Le Japon

Longtemps fermé au monde extérieur, le Japon s’ouvre au commerce international sous la contrainte des canonniers du commodore américain Perry en 1864. Pendant l’ère Meiji (1868-1912), « gouvernement éclairé », le Japon se modernise en s’inspirant du monde occidental. Il inflige à la Russie, en 1905, la première défaite militaire subie depuis des siècles par un peuple « blanc » du fait d’un peuple qui ne l’est pas. Il se lance ensuite dans la première moitié du XXe siècle, dans une politique d’expansion en Asie. Il annexe la Corée en 1910, envahit la Mandchourie (devenue Manchoukouo) en 1931, la Chine en 1938 et s’en prend aux États-Unis, à Pearl Harbour en décembre 1941, occupe le Pacifique. En Asie du Sud-Est, il prétend lutter contre les puissances coloniales européennes mais établit sa propre domination basée sur une répression impitoyable.

Demeure, en Asie,
la crainte de voir renaître
le militarisme japonais

À l’issue de la Seconde Guerre mondiale, une fois le Japon vaincu (après les bombes atomiques sur Hiroshima et Nagasaki, les 6 et 9 août 1945), les Américains décident de maintenir le régime impérial mais ne laissent à l’empereur que des pouvoirs symboliques. Ils n’obligent pas les Japonais à procéder au même examen de conscience par rapport à leurs crimes que les Allemands. La guerre de Corée fait du Japon l’irremplaçable porte-avions des Américains en Asie face aux puissances soviétique et chinoise. Les relations du Japon avec la Corée capitaliste comme avec la Chine « communiste » restent sensibles parce que le passé, la guerre et les atrocités japonaises n’ont pas été clairement reconnus et assumés. En dépit des liens économiques entre les pays de l’Asie de l’Est, la crainte de la renaissance d’un militarisme japonais reste diffuse dans l’ensemble de l’Asie.

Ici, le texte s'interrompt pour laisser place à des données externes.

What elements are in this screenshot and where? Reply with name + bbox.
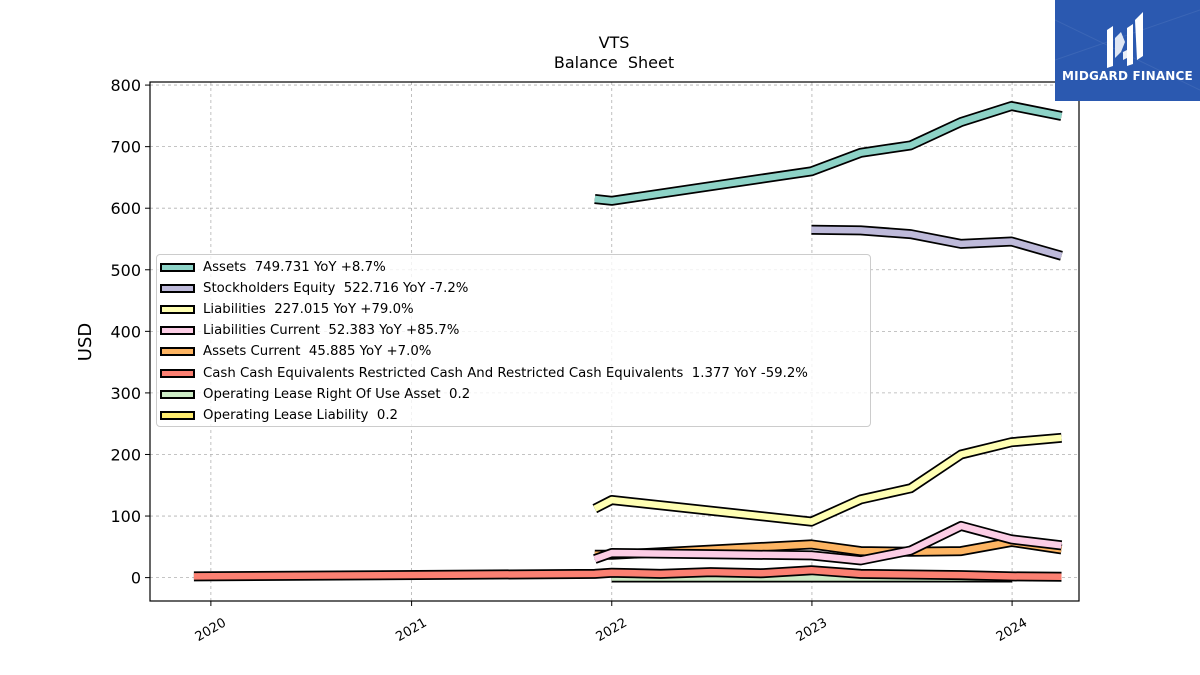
- legend-label: Assets 749.731 YoY +8.7%: [203, 260, 386, 275]
- legend-swatch: [160, 326, 195, 336]
- y-tick-label: 300: [110, 384, 141, 403]
- logo-wordmark: MIDGARD FINANCE: [1062, 69, 1193, 83]
- legend-label: Operating Lease Liability 0.2: [203, 407, 398, 423]
- legend-label: Liabilities 227.015 YoY +79.0%: [203, 302, 414, 318]
- series-line: [594, 102, 1063, 205]
- chart-title: VTS: [599, 33, 630, 52]
- series-line-outline: [594, 101, 1063, 206]
- chart-legend: Assets 749.731 YoY +8.7% Stockholders Equ…: [156, 254, 871, 427]
- x-tick-label: 2024: [994, 615, 1030, 645]
- y-tick-label: 400: [110, 322, 141, 341]
- x-tick-label: 2022: [594, 615, 630, 645]
- series-liabilities-current: [593, 520, 1063, 566]
- y-tick-label: 200: [110, 445, 141, 464]
- legend-label: Operating Lease Right Of Use Asset 0.2: [203, 386, 471, 402]
- y-tick-label: 100: [110, 507, 141, 526]
- series-stockholders-equity: [811, 224, 1063, 261]
- y-axis-label: USD: [75, 323, 96, 361]
- legend-swatch: [160, 305, 195, 315]
- legend-label: Liabilities Current 52.383 YoY +85.7%: [203, 323, 460, 339]
- x-tick-label: 2021: [393, 615, 429, 645]
- series-liabilities: [592, 432, 1062, 527]
- legend-swatch: [160, 410, 195, 420]
- series-cash-cash-equivalents-restricted-cash-and-restricted-cash-equivalents: [193, 565, 1062, 582]
- x-tick-label: 2023: [794, 615, 830, 645]
- y-tick-label: 700: [110, 138, 141, 157]
- series-assets: [594, 101, 1063, 206]
- series-line: [193, 566, 1062, 581]
- legend-swatch: [160, 284, 195, 294]
- series-line: [811, 226, 1063, 259]
- plot-area-frame: [149, 81, 1080, 602]
- chart-subtitle: Balance Sheet: [554, 53, 674, 72]
- series-layer: [193, 101, 1063, 583]
- y-tick-label: 800: [110, 76, 141, 95]
- y-tick-label: 600: [110, 199, 141, 218]
- series-line: [593, 522, 1062, 564]
- y-tick-label: 500: [110, 261, 141, 280]
- legend-swatch: [160, 368, 195, 378]
- legend-label: Stockholders Equity 522.716 YoY -7.2%: [203, 281, 469, 297]
- midgard-finance-logo: MIDGARD FINANCE: [1055, 0, 1200, 101]
- y-tick-label: 0: [131, 569, 141, 588]
- legend-swatch: [160, 263, 195, 272]
- legend-label: Cash Cash Equivalents Restricted Cash An…: [203, 365, 808, 381]
- legend-label: Assets Current 45.885 YoY +7.0%: [203, 344, 432, 360]
- legend-swatch: [160, 347, 195, 357]
- legend-swatch: [160, 389, 195, 399]
- logo-mark-icon: [1107, 12, 1143, 68]
- series-line: [593, 434, 1062, 525]
- x-tick-label: 2020: [193, 615, 229, 645]
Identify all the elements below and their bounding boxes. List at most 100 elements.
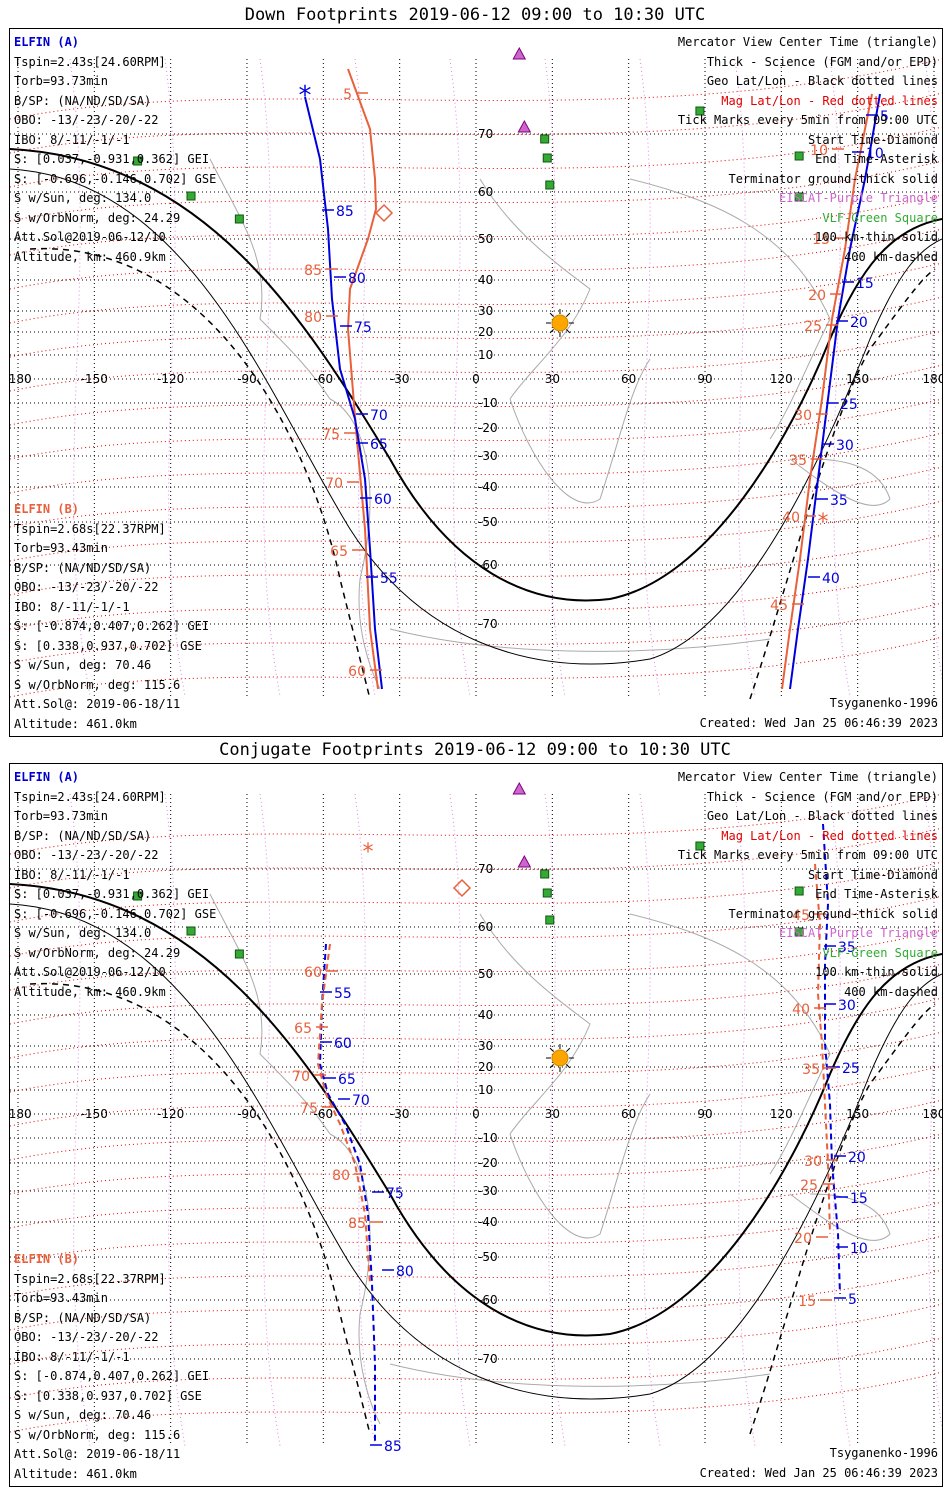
elfin-b-tick-label: 35 bbox=[802, 1062, 820, 1078]
elfin-a-info: ELFIN (A) Tspin=2.43s[24.60RPM] Torb=93.… bbox=[14, 33, 216, 267]
terminator-ground bbox=[10, 883, 942, 1337]
terminator bbox=[10, 883, 942, 1435]
lat-tick-label: 30 bbox=[478, 304, 493, 318]
lon-tick-label: 180 bbox=[923, 1107, 942, 1121]
elfin-a-label: ELFIN (A) bbox=[14, 35, 80, 49]
end-asterisk-icon: * bbox=[299, 81, 312, 111]
mag-parallel bbox=[10, 1167, 942, 1229]
elfin-a-track bbox=[789, 93, 881, 690]
mag-parallel bbox=[10, 296, 942, 358]
coastline bbox=[209, 893, 331, 1135]
elfin-b-altitude: Altitude: 461.0km bbox=[14, 716, 137, 731]
sun-ray bbox=[565, 1064, 571, 1069]
elfin-a-tick-label: 25 bbox=[842, 1061, 860, 1077]
elfin-a-tick-label: 35 bbox=[830, 493, 848, 509]
mag-parallel bbox=[10, 602, 942, 664]
geo-grid bbox=[10, 59, 942, 696]
sun-ray bbox=[549, 312, 554, 317]
elfin-a-tick-label: 75 bbox=[354, 320, 372, 336]
vlf-square-icon bbox=[545, 915, 555, 925]
vlf-square-icon bbox=[133, 891, 143, 901]
elfin-b-line: IBO: 8/-11/-1/-1 bbox=[14, 1349, 130, 1364]
sun-ray bbox=[565, 312, 571, 317]
elfin-a-tick-label: 65 bbox=[370, 437, 388, 453]
legend: Mercator View Center Time (triangle) Thi… bbox=[678, 33, 938, 267]
elfin-a-line: Att.Sol@2019-06-12/10 bbox=[14, 230, 166, 244]
elfin-a-tick-label: 15 bbox=[850, 1191, 868, 1207]
lat-tick-label: -10 bbox=[478, 1131, 498, 1145]
legend-item: Tick Marks every 5min from 09:00 UTC bbox=[677, 848, 938, 862]
lon-tick-label: 120 bbox=[770, 372, 793, 386]
elfin-b-tick-label: 15 bbox=[812, 232, 830, 248]
mag-parallel bbox=[10, 636, 942, 698]
elfin-a-tick-label: 85 bbox=[384, 1439, 402, 1455]
terminator-100km bbox=[10, 168, 942, 665]
sun-icon bbox=[545, 309, 574, 337]
map-canvas: -180-150-120-90-60-300306090120150180706… bbox=[10, 46, 942, 700]
mag-parallel bbox=[10, 1065, 942, 1127]
sun-ray bbox=[565, 329, 571, 334]
legend-item: 400 km-dashed bbox=[844, 249, 938, 264]
vlf-square-icon bbox=[540, 134, 550, 144]
mag-meridian bbox=[924, 58, 942, 682]
mag-meridian bbox=[544, 793, 566, 1447]
elfin-b-line: OBO: -13/-23/-20/-22 bbox=[14, 1330, 159, 1344]
elfin-b-tick-label: 80 bbox=[332, 1168, 350, 1184]
elfin-b-tick-label: 60 bbox=[304, 965, 322, 981]
lat-tick-label: -70 bbox=[478, 1352, 498, 1366]
mag-meridian bbox=[544, 58, 566, 697]
elfin-a-track bbox=[822, 823, 841, 1295]
mag-meridian bbox=[829, 793, 851, 1447]
elfin-b-tick-label: 40 bbox=[782, 510, 800, 526]
lon-tick-label: -120 bbox=[157, 372, 184, 386]
vlf-square-icon bbox=[542, 153, 552, 163]
elfin-b-line: Torb=93.43min bbox=[14, 541, 108, 555]
lon-tick-label: -60 bbox=[314, 1107, 334, 1121]
legend-item: Terminator ground-thick solid bbox=[728, 171, 938, 186]
lat-tick-label: 20 bbox=[478, 1060, 493, 1074]
created-label: Created: Wed Jan 25 06:46:39 2023 bbox=[699, 1466, 938, 1480]
vlf-square-icon bbox=[794, 151, 804, 161]
legend-item: EISCAT-Purple Triangle bbox=[779, 926, 938, 940]
elfin-a-tick-label: 80 bbox=[396, 1264, 414, 1280]
lat-tick-label: 10 bbox=[478, 348, 493, 362]
lat-tick-label: 40 bbox=[478, 1008, 493, 1022]
lat-tick-label: -20 bbox=[478, 1156, 498, 1170]
legend-item: Mercator View Center Time (triangle) bbox=[677, 35, 938, 49]
lon-tick-label: -150 bbox=[81, 1107, 108, 1121]
elfin-b-track bbox=[316, 943, 371, 1285]
mag-parallel bbox=[10, 929, 942, 991]
elfin-b-line: B/SP: (NA/ND/SD/SA) bbox=[14, 560, 152, 575]
terminator-400km bbox=[749, 1003, 936, 1435]
legend: Mercator View Center Time (triangle) Thi… bbox=[678, 768, 938, 1002]
lon-tick-label: 60 bbox=[621, 1107, 636, 1121]
legend-item: Geo Lat/Lon - Black dotted lines bbox=[706, 809, 938, 823]
mag-grid bbox=[10, 58, 942, 698]
elfin-b-tick-label: 85 bbox=[304, 263, 322, 279]
mag-parallel bbox=[10, 997, 942, 1059]
vlf-square-icon bbox=[186, 926, 196, 936]
elfin-a-tick-label: 85 bbox=[336, 204, 354, 220]
lat-tick-label: -50 bbox=[478, 1250, 498, 1264]
lat-tick-label: 50 bbox=[478, 232, 493, 246]
elfin-a-line: S w/Sun, deg: 134.0 bbox=[14, 926, 152, 940]
lon-tick-label: -30 bbox=[390, 372, 410, 386]
elfin-a-tick-label: 5 bbox=[880, 109, 889, 125]
lat-tick-label: -30 bbox=[478, 449, 498, 463]
elfin-a-line: IBO: 8/-11/-1/-1 bbox=[14, 132, 130, 147]
mag-parallel bbox=[10, 330, 942, 392]
mag-parallel bbox=[10, 194, 942, 256]
eiscat-triangle-icon bbox=[512, 781, 527, 795]
lon-tick-label: 30 bbox=[545, 372, 560, 386]
mag-parallel bbox=[10, 466, 942, 528]
lat-tick-label: -30 bbox=[478, 1184, 498, 1198]
elfin-b-line: B/SP: (NA/ND/SD/SA) bbox=[14, 1310, 152, 1325]
elfin-b-tick-label: 65 bbox=[330, 544, 348, 560]
elfin-a-line: Torb=93.73min bbox=[14, 809, 108, 823]
lat-tick-label: -10 bbox=[478, 396, 498, 410]
lon-tick-label: -180 bbox=[10, 1107, 32, 1121]
mag-parallel bbox=[10, 568, 942, 630]
start-diamond-icon bbox=[452, 878, 472, 898]
eiscat-triangle-icon bbox=[517, 854, 532, 868]
elfin-b-tick-label: 20 bbox=[794, 1231, 812, 1247]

Le Japon connaît un développement économique phénoménal à partir des années 1950, bondissant de 3 % du PNB mondial à 13 % au début des années 1980. Deuxième PNB mondial, premier banquier de la planète, quoique politiquement contraint, le Japon est alors qualifié de géant économique et de « futur 3e grand ». À partir des années 1980, les États-Unis sont partagés entre le désir de faire plus participer le Japon à l’effort commun de défense et la crainte d’y réveiller des appétits de puissance. Le Japon lui-même s’interroge sur les avantages et les inconvénients d’ajouter la puissance stratégique à la puissance économique et financière. Le Japon des années 2000 postule ainsi à un siège de membre permanent du Conseil de sécurité.

La fin de la guerre froide en Asie n’a pas fait disparaître les rivalités nationales. Le Japon reste préoccupé pour sa propre sécurité face à la Chine (dont le PIB a surpassé celui du Japon en 2011), en dépit de l’interdépendance des deux économies, et face à la Corée du Nord, même si cette menace semble pouvoir être contrôlée. Des litiges territoriaux non résolus pèsent sur les relations avec la Russie. De ce fait, il reste très dépendant des États-Unis pour sa sécurité et ses marges de manœuvre vis-à-vis de Washington sont limitées. La difficulté pour le Japon est de défendre ses intérêts essentiels (sécurité énergétique) face à la Chine dont la puissance s’accroît et à la Russie. Développer ses capacités militaires nécessiterait de modifier sa Constitution (ce que souhaite le Premier ministre Shinzo Abe au pouvoir depuis 2012) et de faire bouger l’opinion, ce qui n’est pas acquis, sans aller au-delà de ce qu’acceptent les États-Unis ni réveiller une inquiétude en Asie. Les relations avec la Chine sont de plus en plus tendues.